No obstante, el libro se abre con música y un ritmo vital cotidiano, el tono prudente y contenido propio de quien no busca deslumbrar con aspavientos, lo extraordinario:
EMPEZAR y acabar la semana con la misma canción. Obsesionarse con ella. Tararearla por la calle, en casa, en el trabajo… (13).
Es la música del infinitivo, de un verbo sin marca de persona. La primera imagen elude o vela las caras, conjuga así la sugerencia; de hecho, esos cuatros infinitivos de la fotografía inaugural ya empatan con la cita y el espíritu de Doisneau (sugerir, crear/ describir, destruir). Tal indeterminación no se sostiene sin embargo indefinidamente, y ya en esta primera página (los poemas nunca se desbordan, apenas ocupan unas líneas) asoman pronto, aunque sin desvelar sus rostros, dos personas gramaticales, incluso un principio de diálogo entre ellas: Le preguntó hasta cuántas veces seguidas podría escucharla. Nunca las cuenta. No da importancia a la cifra… (13).
La tercera persona domina en estos primeros poemas, pero raramente se identifica, y podemos preguntarnos cuántas veces seguidas él se refiere a un mismo él y no a otro él, o cuándo ese índice del verbo corresponde a ella… Pues entre los infinitivos siempre latentes e imprecisos (Cerrar los ojos. Defenderse del porvenir, 15), con la misma ambigüedad, las personas de una acción o entorno cualesquiera (se prefiere el tiempo presente) pocas veces (Ella lo sabe, 20; Menos para él, 24) llevan su género marcado; los pronombres tienden a eclipsarse (Come granos de café, 18; Se queda, 25).

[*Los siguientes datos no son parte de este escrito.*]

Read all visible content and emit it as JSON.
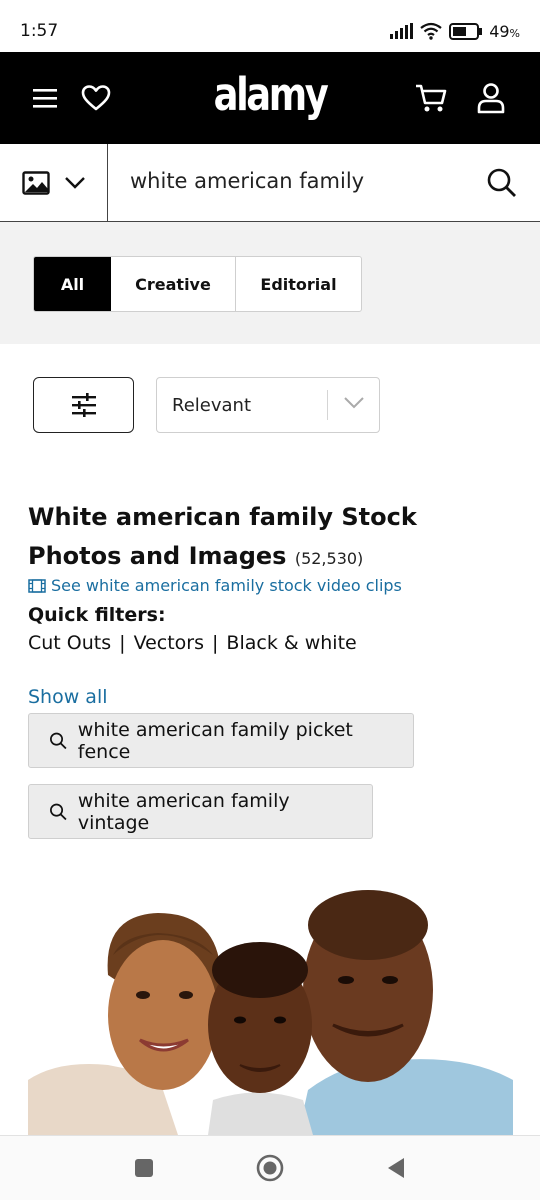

De modo que cuando al fin se manifiesta en el texto la primera persona del singular (Aún recuerdo los coágulos de tinta…, 28), y aunque precisamente en ese párrafo vuelva a oírse música, una canción como en la primera página (Hay una canción que me acompaña, 28), se produce entonces más bien desconcierto que seguridad; dudamos en atribuir ahora aquella pegadiza canción que abría el libro, aquel continuo tararear, a este mismo sujeto, incluso aunque en el fragmento siguiente ese yo añada y asegure: Tengo una nueva canción que no convoca pesadillas (29), lo que autorizaría una posible evolución desde las obsesiones primeras a esta música menos cargada o conflictiva y, en consecuencia, un paso desde aquella impersonalidad entre infinitivos a la acreditación ahora de un yo que aún se reafirma en el poema siguiente (me miré), si bien, y en el mismo acto, él mismo apenas se reconoce y pone en duda su identidad: Me miré en un espejo: un hombre mayor, escondido en una gabardina (30). En fin, no puede confiarse en los adormecidos, en quienes cierran los ojos. Una página más, un fragmento brevísimo y completo:
DESTAPAR la garganta de un grifo, tocar las entrañas de su pequeña tubería. Cortar con un motor el azulejo a destono. Quedarse desnudo para la desesperación. (31)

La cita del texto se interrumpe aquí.